Transport maritime : la tutelle a commandé une étude pour tenter de sauver le secteur

Comanav Ferry et Comarit ont coulé, les deux bateaux de passagers d’IMTC sont à  l’arrêt. La situation profite entièrement aux compagnies étrangères. Les armateurs sollicitent des facilités de paiement et des exonérations fiscales pour se remettre à  flot.

A l’approche de la saison d’été et du retour des Marocains résidents à l’étranger, le problème du transport maritime et la question du pavillon national refont surface. Le moins que l’on puisse dire est que ce pavillon n’existe plus, et pour un pays qui a deux façades maritimes, la question est préoccupante. En effet, Comanav Ferry a coulé en même temps que sa consœur Comarit depuis l’acquisition de la première par la seconde, et les deux bateaux d’IMTC sont aujourd’hui à l’arrêt, officiellement pour réparation. En principe, ils devraient être prêts pour la campagne MRE de cet été qui, rappelons-le, concerne plus de la moitié du flux annuel de passagers entre les ports européens et le Maroc. Mais Mohamed Karia, patron d’IMTC, ne cache pas les difficultés de sa société et du secteur en général. «Les banques ne nous font plus confiance et ont réduit les lignes de crédit pour le financement des dépenses courantes ; les fournisseurs ont suivi en ramenant les délais de paiement de 90 jours à moins de 30 jours», affirme le patron d’IMTC, qui ajoute que les compagnies maritimes de passagers, en plus de faire face à l’augmentation du prix du carburant, ont vu les redevances portuaires pratiquement tripler depuis le transfert de l’activité de passagers du port de Tanger-ville vers celui de Tanger Med. Tout cela pour le bonheur des compagnies maritimes espagnoles de transport de passagers qui profitent de cette situation «pour détourner le trafic vers les ports de Sebta et Mellilia avec augmentation du tarif du ticket de la traversée du détroit».

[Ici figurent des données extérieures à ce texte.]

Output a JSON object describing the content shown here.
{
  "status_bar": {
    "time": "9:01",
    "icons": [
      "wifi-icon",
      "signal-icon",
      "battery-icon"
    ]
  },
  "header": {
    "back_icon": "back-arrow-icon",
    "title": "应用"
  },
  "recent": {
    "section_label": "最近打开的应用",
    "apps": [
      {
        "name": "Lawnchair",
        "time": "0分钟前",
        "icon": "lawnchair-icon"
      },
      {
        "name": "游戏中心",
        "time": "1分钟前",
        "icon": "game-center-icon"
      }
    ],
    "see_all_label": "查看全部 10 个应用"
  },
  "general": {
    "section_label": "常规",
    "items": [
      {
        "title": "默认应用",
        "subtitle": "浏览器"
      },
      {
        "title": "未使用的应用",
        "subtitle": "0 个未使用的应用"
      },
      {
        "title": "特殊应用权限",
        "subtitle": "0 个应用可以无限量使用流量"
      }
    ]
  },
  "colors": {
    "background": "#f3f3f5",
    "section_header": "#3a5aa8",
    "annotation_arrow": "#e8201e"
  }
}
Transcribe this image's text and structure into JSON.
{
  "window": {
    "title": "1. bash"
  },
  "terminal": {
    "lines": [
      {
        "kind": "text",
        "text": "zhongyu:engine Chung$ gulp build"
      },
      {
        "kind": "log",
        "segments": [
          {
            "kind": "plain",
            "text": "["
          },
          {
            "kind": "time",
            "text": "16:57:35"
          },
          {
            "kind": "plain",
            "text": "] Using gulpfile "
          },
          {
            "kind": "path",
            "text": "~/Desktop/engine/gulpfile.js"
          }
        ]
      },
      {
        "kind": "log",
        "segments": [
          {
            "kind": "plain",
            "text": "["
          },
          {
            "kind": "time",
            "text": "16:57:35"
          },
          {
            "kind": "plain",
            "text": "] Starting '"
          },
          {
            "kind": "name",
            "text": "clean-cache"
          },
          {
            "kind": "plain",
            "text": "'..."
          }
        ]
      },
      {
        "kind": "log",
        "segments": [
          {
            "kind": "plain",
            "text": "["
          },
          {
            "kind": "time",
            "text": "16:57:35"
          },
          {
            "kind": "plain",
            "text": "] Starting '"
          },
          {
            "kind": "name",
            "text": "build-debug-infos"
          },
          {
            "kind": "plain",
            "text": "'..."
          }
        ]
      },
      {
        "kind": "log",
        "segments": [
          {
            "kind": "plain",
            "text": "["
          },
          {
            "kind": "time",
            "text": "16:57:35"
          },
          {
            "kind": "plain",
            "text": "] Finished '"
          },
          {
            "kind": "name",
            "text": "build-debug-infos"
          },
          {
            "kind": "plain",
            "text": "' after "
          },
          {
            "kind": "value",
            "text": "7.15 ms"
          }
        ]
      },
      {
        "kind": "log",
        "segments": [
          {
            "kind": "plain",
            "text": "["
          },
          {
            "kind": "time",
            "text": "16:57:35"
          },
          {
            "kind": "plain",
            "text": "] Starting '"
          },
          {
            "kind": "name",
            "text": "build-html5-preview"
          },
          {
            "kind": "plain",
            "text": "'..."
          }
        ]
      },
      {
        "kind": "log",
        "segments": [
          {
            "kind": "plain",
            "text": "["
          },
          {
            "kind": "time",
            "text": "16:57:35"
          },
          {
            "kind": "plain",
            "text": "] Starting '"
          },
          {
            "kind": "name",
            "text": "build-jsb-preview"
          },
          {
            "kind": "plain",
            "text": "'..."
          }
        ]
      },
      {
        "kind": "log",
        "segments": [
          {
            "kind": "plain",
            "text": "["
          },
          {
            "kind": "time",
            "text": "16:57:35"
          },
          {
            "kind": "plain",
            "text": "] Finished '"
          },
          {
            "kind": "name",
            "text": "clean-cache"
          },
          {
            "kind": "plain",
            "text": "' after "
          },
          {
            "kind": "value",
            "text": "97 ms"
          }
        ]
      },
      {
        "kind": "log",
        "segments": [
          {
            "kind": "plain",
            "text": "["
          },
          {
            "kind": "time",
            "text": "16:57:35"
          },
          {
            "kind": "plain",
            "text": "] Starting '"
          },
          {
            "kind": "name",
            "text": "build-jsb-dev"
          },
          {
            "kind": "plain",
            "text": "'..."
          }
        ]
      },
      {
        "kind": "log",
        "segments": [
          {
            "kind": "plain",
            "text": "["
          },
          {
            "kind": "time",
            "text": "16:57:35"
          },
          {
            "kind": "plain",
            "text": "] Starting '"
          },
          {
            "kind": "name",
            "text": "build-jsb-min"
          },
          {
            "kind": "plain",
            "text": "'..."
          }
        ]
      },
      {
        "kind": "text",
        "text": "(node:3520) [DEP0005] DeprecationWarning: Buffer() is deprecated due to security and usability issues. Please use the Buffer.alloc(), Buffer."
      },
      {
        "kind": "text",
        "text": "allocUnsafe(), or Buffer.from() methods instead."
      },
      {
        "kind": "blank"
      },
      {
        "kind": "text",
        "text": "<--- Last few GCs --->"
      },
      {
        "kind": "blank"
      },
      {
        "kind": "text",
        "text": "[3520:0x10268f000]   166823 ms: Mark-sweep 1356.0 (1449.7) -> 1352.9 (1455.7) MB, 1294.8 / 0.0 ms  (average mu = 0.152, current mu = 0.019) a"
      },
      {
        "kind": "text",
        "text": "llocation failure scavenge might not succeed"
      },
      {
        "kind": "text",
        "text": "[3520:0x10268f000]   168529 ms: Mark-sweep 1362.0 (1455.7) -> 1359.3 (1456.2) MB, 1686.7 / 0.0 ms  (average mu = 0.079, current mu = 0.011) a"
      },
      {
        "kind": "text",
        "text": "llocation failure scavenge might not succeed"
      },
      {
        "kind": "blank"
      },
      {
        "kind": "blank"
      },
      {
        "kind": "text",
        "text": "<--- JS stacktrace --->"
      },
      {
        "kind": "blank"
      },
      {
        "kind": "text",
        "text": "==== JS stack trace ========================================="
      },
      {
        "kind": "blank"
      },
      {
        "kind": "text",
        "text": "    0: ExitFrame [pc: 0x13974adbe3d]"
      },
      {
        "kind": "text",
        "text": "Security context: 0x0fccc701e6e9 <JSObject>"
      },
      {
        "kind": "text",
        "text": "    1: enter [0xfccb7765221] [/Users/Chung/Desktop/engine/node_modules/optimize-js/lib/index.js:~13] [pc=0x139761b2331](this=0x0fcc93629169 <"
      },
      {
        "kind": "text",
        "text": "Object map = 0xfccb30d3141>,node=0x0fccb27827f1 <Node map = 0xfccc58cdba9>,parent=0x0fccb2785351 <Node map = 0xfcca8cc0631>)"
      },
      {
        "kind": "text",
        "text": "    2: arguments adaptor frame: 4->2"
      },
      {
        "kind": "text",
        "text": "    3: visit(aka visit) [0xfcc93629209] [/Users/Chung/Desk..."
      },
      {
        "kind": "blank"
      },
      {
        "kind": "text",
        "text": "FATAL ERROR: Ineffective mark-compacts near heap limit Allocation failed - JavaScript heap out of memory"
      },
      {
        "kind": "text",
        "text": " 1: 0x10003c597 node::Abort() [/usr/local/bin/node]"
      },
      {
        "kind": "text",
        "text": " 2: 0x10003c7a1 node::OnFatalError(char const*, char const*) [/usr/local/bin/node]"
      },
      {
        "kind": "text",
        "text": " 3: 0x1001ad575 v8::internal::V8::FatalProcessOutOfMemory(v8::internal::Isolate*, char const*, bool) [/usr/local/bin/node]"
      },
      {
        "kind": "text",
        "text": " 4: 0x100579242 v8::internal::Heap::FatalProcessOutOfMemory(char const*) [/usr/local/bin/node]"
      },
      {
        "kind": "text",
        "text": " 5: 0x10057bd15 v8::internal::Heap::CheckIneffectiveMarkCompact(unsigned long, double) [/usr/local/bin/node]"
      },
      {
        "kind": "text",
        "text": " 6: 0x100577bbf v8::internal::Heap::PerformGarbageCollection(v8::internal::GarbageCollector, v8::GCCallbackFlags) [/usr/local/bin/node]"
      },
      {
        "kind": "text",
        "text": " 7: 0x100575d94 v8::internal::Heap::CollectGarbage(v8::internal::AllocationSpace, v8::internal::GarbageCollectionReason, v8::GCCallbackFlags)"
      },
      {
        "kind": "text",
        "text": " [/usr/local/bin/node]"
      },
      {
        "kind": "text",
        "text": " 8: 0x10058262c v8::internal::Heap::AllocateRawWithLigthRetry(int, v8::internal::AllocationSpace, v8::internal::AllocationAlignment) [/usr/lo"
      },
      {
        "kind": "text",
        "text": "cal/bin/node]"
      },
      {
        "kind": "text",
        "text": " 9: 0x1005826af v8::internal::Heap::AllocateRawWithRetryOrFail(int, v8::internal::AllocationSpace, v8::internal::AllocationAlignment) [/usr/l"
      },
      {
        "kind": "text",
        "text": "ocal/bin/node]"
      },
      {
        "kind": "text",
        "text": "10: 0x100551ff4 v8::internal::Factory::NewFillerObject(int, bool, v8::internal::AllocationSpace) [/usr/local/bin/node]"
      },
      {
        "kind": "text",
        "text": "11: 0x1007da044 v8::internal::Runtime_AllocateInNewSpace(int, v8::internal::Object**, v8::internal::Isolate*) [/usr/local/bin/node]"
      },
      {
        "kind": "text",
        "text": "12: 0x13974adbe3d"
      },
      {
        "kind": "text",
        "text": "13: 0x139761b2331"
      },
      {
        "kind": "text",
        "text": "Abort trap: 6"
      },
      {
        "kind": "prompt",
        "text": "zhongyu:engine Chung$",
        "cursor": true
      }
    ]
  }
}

Comment en est-on arrivé à cette situation qui frôle la catastrophe ? La réponse est simple : le transport maritime a été libéralisé à partir de 2006 sans que la mise à niveau des compagnies maritimes nationales, de marchandises comme de passagers, ne se réalise faute de mesures d’accompagnement de cette mutation et pour affronter la crise qui s’est déclenchée à partir de 2008. La plupart des armateurs marocains ont pourtant essayé de jouer le jeu pour moderniser leur flotte en investissant entre 2007 et 2010 plus de 5 milliards de DH, entièrement financés par endettement auprès des banques, avancent les armateurs par la voix de leur association, le Comité central des armateurs marocains (CCAM).

Les armateurs réclament avec insistance un contrat programme

Aujourd’hui, la profession affirme trouver une oreille auprès du ministère de tutelle qui a confié une étude sur le secteur à un cabinet espagnol qui ne devrait pas tarder à livrer ses recommandations pour sauver le secteur. En attendant, les armateurs ne manquent pas d’idées pour éviter le scénario catastrophe qui, selon eux, se dessine. Ils préconisent pour ce faire deux types de mesures : le premier porte sur le retour à des délais de paiements moins courts pour atténuer la pression des prestataires publics comme l’Agence nationale des ports (ANP), Marsa Maroc et Tanger Med SA (TMSA), soit 90 jours pour les créances nées à partir de janvier 2012, ce qui, à la limite, pourrait être négocié. Les armateurs demandent aussi le rééchelonnement de leur dette auprès de ces organismes publics sur 3 ans, tout en supprimant les intérêts de retard et, pourquoi pas, espèrent-ils, l’abandon d’une partie de cette dette. Les banques sont aussi sollicitées pour un moratoire de trois ans sur les crédits d’investissement contractées auprès d’elles, avec abandon des intérêts et rééchelonnement du principal sur 10 ans. Les armateurs demandent en outre la révision des redevances portuaires à la baisse comme c’est le cas pour les compagnies espagnoles au port d’Algésiras. Sur la question fiscale, ils veulent que la retenue à la source de l’équivalent de 10% du montant de la redevance dus aux armateurs étrangers, en cas d’affrètement d’un bateau étranger, soit supprimée. Cette redevance a été supprimée pour accompagner le redressement de Royal Air Maroc, tiennent-ils à préciser. Toujours à l’instar de ce qui a été fait pour la compagnie aérienne nationale, ils réclament un contrat programme avec le gouvernement pour sortir de la crise. Selon eux, la flotte marchande qui est menacée de disparition emploie quelque 5 000 personnes et réalise 4 milliards de DH de chiffres d’affaires.